Mit der Segelyacht an der Nordostküste Sardiniens entlang
Mit der Segelyacht an der Nordostküste Sardiniens entlang
Männe

Sechs Mann auf einem Boot

Mit der Segelyacht an der Nordostküste Sardiniens entlang

Es war 1996, der Rudi, der Milchpanscher, Panscher, wie wir ihn auch nannten, hatte sein Geschäft aufgegeben und betrachtete von nun an sein Leben als Privatier. Eine altmodische Bezeichnung, die er gern benutzte.

„Jungs, ich habe eine Überraschung für euch.“

Aber der Rudi schwieg und wartete eine Zeit mehr als geheimnisvoll mit seiner Antwort auf unsere Nachfragen.

„Im Sommer machen wir eine Segeltour, nicht Cap Horn. Wir fahren schnurstracks durch Italien, setzen mit der Fähre von Livorno über nach Bastia auf Korsika. Dann brettern wir mit ungebremster Freude südlich weiter zum Hafen von Bonifacio. Und da liegt sie, eine späte Liebe, die Artmare 44 Manhatten.“

Wir vom Skatclub „Hand aufs Herz“, der Horst Auwela, Jonny Nederland, Walter Freund, der Ofen-Erich und ich, wir machten uns Pfingsten 1997 auf den Weg. In zwei Autos, der Panscher hatte seinen Anhänger hinten dran, mit dem er noch im letzten Jahr die Schulmilch ausgefahren hatte. Seine beiden Lebensmittelgeschäfte hatte er verkauft, noch eine Erbschaft gemacht und sich dann eine gebrauchte Segelyacht gekauft.

„Das wird ein Spitzentörn.“

Die ganze Reise war minutiös geplant. Am Gardasee, in Sirmione machten wir einen Zwischenstopp und nahmen tags drauf die letzten 330 Kilometer weiter bis Livorno. Am Hafen Trubel und der Panscher überraschte mit perfekten Italienischkenntnissen. Vier Stunden dauerte die Überfahrt. Dem Horst Auwela, der noch nie eine Auslandsreise unternommen hatte, ihm glänzten die Augen. Der Geruch des Meeres, die durchquerten Landschaften, Horst war wie ein Junge.

Noch 200 Kilometer entlang der korsischen Küste von Bastia nach Bonifacio. Wir wurden auf dieser Strecke ganz andere Menschen. Uns erschien die Reise einfach zu phantastisch. Der Panscher hatte bis zu diesem Zeitpunkt seine Segelyacht mit keinem Wort erwähnt. Und wir hatten ihn aus Respekt auch weiter nicht befragt.

Als wir dann am Liegeplatz angekommen waren, straffte sich die Panschersche Brust und mit weit ausholenden Bewegungen schritt er seine Segelyacht Manhatten ab:

„ Dreizehnmeterachtzig Länge, 4m Breite. Motorleistung, 36 PS. Dieselantrieb und zwei Duschen. Drei Kabinen und acht Kojen. Frischwassertank, 500 Liter.
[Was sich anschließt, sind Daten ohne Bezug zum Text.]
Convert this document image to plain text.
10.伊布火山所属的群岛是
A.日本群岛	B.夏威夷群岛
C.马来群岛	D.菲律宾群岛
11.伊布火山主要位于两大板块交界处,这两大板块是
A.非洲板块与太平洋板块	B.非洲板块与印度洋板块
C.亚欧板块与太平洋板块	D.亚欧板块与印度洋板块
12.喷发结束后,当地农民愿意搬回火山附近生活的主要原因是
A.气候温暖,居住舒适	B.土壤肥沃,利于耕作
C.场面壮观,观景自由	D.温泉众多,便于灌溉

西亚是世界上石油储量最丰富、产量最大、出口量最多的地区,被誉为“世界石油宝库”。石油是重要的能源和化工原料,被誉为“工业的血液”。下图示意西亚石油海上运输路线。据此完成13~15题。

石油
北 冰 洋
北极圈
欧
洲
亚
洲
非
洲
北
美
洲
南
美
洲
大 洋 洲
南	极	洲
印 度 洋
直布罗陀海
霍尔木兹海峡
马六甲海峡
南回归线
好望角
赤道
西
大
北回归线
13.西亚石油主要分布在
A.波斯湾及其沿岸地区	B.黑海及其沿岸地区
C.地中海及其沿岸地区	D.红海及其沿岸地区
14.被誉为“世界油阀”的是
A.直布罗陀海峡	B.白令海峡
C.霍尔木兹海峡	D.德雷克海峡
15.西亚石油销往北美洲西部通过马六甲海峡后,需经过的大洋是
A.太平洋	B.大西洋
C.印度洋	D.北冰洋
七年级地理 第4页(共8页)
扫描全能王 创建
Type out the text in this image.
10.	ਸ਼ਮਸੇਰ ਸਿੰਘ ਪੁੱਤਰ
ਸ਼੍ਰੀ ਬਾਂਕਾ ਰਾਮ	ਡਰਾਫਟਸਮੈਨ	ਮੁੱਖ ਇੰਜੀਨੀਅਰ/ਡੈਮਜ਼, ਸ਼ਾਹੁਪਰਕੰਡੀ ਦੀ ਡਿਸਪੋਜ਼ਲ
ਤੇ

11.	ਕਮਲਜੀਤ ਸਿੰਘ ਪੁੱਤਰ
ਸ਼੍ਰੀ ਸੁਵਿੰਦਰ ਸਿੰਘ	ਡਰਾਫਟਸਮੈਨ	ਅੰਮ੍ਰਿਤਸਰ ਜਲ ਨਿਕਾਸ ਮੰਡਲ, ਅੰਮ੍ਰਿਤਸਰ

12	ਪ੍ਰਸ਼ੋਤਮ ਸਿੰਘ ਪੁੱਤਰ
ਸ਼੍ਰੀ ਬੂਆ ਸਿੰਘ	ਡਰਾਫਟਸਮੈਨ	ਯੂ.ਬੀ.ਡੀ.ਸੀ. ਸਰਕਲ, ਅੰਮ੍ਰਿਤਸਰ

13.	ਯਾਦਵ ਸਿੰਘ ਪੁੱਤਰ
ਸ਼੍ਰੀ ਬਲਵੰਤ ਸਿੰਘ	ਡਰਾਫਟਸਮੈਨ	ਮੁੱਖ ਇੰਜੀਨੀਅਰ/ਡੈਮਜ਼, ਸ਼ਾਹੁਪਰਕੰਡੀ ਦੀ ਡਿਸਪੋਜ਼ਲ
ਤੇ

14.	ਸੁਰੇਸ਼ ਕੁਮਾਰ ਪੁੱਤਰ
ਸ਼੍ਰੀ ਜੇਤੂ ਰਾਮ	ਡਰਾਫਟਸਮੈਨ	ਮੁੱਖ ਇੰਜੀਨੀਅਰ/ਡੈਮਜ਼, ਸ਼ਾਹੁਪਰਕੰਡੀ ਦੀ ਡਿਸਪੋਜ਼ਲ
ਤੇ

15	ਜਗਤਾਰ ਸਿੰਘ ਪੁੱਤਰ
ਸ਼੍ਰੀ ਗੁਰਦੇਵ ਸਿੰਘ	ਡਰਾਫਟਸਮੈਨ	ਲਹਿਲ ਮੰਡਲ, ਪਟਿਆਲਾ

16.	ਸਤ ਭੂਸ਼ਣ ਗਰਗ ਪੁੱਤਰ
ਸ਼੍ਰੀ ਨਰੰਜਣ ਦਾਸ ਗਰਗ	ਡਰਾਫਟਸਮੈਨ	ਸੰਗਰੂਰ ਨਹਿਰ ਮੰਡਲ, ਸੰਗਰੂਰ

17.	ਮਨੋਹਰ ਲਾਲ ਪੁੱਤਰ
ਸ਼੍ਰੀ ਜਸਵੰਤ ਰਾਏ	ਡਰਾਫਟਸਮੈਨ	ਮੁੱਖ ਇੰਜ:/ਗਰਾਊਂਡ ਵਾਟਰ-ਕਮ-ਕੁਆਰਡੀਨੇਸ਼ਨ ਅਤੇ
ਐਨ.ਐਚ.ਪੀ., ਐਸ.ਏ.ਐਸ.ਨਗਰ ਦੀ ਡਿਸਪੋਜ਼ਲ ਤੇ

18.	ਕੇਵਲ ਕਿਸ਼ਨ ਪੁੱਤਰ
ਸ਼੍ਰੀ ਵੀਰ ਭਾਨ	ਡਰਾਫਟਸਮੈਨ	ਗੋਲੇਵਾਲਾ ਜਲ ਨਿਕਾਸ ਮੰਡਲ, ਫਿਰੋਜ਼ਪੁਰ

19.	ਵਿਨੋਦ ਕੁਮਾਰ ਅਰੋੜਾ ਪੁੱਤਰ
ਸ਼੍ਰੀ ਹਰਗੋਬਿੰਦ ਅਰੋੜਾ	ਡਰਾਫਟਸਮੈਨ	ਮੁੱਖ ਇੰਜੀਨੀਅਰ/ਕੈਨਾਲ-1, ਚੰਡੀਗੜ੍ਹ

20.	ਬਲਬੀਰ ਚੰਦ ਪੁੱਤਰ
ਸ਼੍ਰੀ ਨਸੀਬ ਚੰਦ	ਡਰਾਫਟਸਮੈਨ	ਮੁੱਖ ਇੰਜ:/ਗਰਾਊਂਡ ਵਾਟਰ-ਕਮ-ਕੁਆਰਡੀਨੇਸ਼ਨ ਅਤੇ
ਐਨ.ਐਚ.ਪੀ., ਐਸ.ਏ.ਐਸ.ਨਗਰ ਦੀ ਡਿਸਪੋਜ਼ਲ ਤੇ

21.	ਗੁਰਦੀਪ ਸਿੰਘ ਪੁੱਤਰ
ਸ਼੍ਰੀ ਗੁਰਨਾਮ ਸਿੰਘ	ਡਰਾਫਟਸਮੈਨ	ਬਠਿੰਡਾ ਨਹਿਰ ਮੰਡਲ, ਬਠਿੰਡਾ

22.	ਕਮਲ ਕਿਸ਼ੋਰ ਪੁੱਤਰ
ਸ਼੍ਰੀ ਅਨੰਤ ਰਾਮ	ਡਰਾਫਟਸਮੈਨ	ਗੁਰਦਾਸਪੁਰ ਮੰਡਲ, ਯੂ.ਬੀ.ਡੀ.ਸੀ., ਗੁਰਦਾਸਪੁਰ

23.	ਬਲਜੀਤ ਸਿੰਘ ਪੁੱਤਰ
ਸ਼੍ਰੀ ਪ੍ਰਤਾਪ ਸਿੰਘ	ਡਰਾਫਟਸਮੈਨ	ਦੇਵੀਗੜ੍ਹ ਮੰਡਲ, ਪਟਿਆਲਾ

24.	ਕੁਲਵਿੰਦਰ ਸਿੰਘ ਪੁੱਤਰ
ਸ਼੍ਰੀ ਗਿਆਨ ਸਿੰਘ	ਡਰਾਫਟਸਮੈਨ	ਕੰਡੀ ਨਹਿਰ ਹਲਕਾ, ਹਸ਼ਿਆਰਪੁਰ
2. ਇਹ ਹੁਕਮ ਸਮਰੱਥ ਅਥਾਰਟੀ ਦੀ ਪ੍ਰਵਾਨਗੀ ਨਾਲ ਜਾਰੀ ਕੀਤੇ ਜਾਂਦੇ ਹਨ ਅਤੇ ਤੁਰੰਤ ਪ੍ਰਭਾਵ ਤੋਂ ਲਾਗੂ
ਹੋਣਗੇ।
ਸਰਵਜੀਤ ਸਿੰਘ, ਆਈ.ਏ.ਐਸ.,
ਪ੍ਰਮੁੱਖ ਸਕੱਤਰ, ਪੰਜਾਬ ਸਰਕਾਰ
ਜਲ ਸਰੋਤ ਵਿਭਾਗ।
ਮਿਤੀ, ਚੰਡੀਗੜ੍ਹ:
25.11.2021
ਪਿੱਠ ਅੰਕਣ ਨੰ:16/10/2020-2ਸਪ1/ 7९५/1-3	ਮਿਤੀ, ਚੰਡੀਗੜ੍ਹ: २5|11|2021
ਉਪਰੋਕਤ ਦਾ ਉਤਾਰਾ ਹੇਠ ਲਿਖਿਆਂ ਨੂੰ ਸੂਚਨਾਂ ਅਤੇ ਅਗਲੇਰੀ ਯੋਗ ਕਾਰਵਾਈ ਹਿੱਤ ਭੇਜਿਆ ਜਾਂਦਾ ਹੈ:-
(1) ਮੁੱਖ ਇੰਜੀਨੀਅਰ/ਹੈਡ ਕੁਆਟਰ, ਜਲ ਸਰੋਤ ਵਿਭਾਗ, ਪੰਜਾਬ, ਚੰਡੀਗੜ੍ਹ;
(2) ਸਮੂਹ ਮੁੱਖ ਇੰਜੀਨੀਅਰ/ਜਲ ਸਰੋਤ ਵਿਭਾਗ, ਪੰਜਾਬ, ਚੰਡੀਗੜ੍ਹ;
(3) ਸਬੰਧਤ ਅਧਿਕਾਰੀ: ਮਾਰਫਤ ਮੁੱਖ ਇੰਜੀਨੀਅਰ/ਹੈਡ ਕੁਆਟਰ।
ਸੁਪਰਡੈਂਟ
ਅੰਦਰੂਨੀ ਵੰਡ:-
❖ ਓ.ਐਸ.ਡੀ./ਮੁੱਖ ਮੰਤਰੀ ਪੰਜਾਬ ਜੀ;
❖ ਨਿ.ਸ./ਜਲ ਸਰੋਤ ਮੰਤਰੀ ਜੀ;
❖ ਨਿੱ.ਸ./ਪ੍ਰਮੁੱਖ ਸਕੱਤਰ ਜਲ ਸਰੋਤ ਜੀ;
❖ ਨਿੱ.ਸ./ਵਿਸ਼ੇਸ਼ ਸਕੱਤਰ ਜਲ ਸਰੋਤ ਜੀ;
Alle Mann an Bord.“

Mit schöner Gleichmäßigkeit begleitete uns die kommenden sechs Tage Sonne. Wir sprangen von der Yacht ins Meer, und Horst glaubte, das ihm bereits Schwimmhäute wachsen. Der Panscher segelte mit großem Geschick entlang der Nordostküste Sardiniens. Am Abend legten wir entweder in einem der kleinen bezahlbaren Häfen an, bzw. tuckerten mit dem Beiboot in den Hafen von Porto Cervo, wo sich der Jestset tummelte. Sechs modische Männer in einem fast untergehenden Schlauchboot, ein ganz selten komischer Anblick. Der Horst meinte noch nie solche Damenparfüms gerochen zu haben wie auf Porto Cervo.

Das leichte Schaukeln, die Wachträume in unseren Kojen in der Nacht, melodisch säuselten die sanften Wellen gegen den Kunststoffrumpf der Segelyacht Artmare 44 Manhatten. Der Horst bereitete jeden Morgen den Frühstückstisch und sorgte überhaupt für unser leibliches Wohl. Der Smutje hatte sich in Olbia eine Kombüsenkochschürze zugelegt, ein Mitbringsel an unvergessliche Tage. Von Olbia ging es wieder zurück. Die Meeresbrise sorgte für ausgelassene Stimmung an Bord und verleitete uns zu riskanten Manövern. Horst verlor einen Grand Hand mit Zweien, und der Panscher brachte Kreuz Hand ohne Zwei mit Kontra und Re unter Dach und Fach. Wenn er das Ding verloren hätte, dann hätte es ihn durchaus sein stolzes Segelboot kosten können.